The state's new gun safety laws still rate a mention from secession proponents, but as part of a diffuse and in many cases poorly thought-out laundry list of grievances that vary from person to person. What binds them together is the willingness to break up the state of Colorado over these grievances–but you have to wonder if these aren't the kind of people who would propose radical solutions for, you know, just about anything.
Folks, we are straining to be polite about this. We have to admit that the absurdity of this whole business makes that difficult. As citizens of a state that we (and we hope our readers) love, from the mountains to the plains and even including those nasty, godless cities, we're starting to have a more emotive reaction to these radical idiots who happen to hold minor elected office seriously proposing to break up our great state. Our growing irritation with this nonsense is in direct proportion to the extent to which it is being taken seriously by the media.

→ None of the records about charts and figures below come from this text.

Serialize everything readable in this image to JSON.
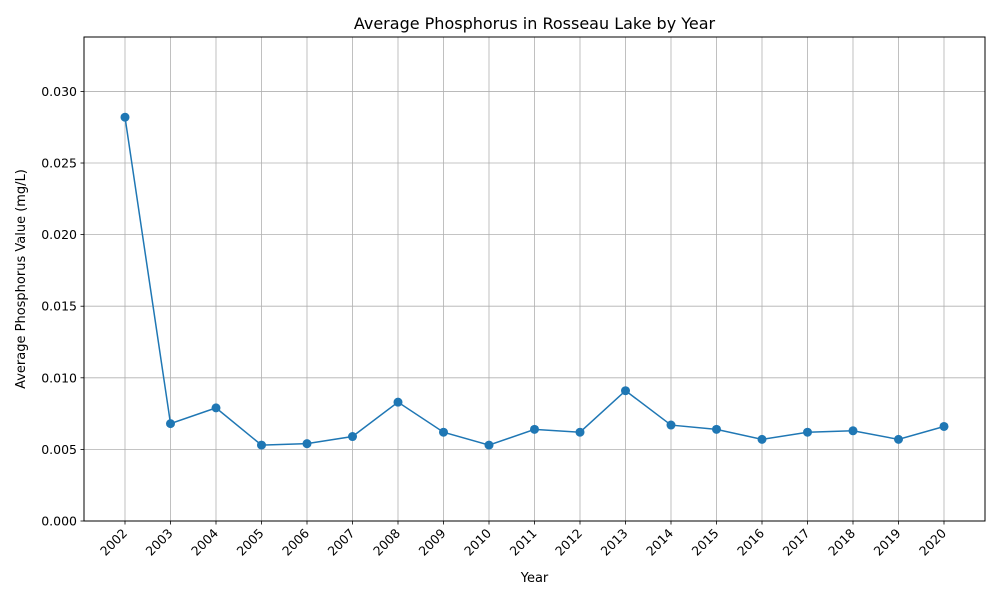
{
  "chart_data": {
    "type": "line",
    "title": "Average Phosphorus in Rosseau Lake by Year",
    "xlabel": "Year",
    "ylabel": "Average Phosphorus Value (mg/L)",
    "ylim": [
      0,
      0.0338
    ],
    "yticks": [
      "0.000",
      "0.005",
      "0.010",
      "0.015",
      "0.020",
      "0.025",
      "0.030"
    ],
    "grid": true,
    "x": [
      "2002",
      "2003",
      "2004",
      "2005",
      "2006",
      "2007",
      "2008",
      "2009",
      "2010",
      "2011",
      "2012",
      "2013",
      "2014",
      "2015",
      "2016",
      "2017",
      "2018",
      "2019",
      "2020"
    ],
    "series": [
      {
        "values": [
          0.0282,
          0.0068,
          0.0079,
          0.0053,
          0.0054,
          0.0059,
          0.0083,
          0.0062,
          0.0053,
          0.0064,
          0.0062,
          0.0091,
          0.0067,
          0.0064,
          0.0057,
          0.0062,
          0.0063,
          0.0057,
          0.0066
        ],
        "color": "#1f77b4"
      }
    ]
  }
}
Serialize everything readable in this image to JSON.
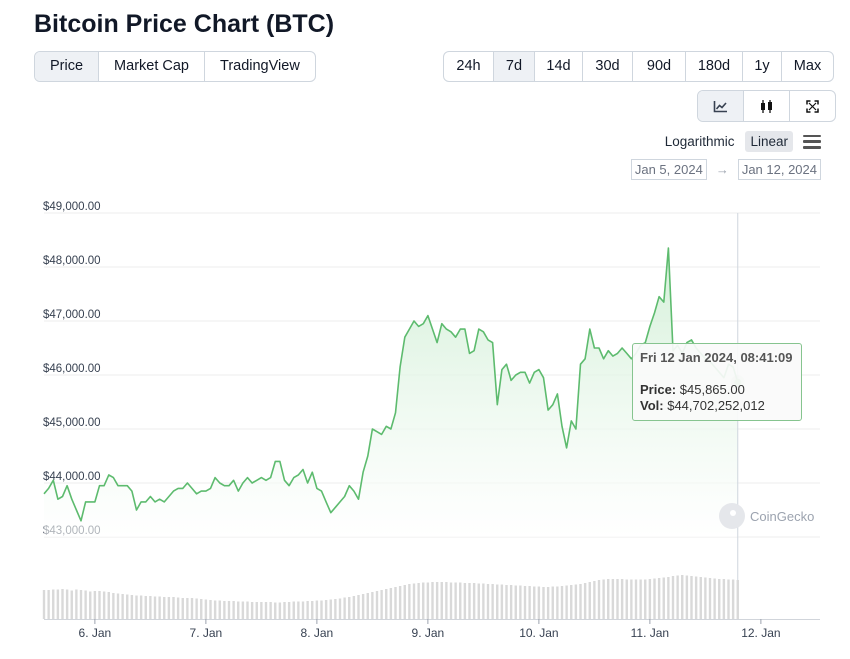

The fact is, Colorado's original boundaries are not going to change anytime soon. We can think of half a dozen better candidates for a "51st state," places like Washington, DC or Puerto Rico with far more legitimate cases to make for statehood. It's a simple fact that a huge majority of the state's population lives along the urban Front Range corridor, and rural counties are part of a state with an increasingly dominant urban electorate. The interdependency between urban and rural areas is significant, but there's just no way that 4,000 people in a rural county are ever going to "be equal" with 500,000 in any number of Front Range counties. As upsetting as that may be to that 13-year-old cowboy riding the carousel in Burlington, they shouldn't be.
In the end, we hope rural residents of our state are smart enough to see through this irresponsible waste of time concocted by unserious local politicians, and spend their energy on creating solutions instead of self-serving headlines.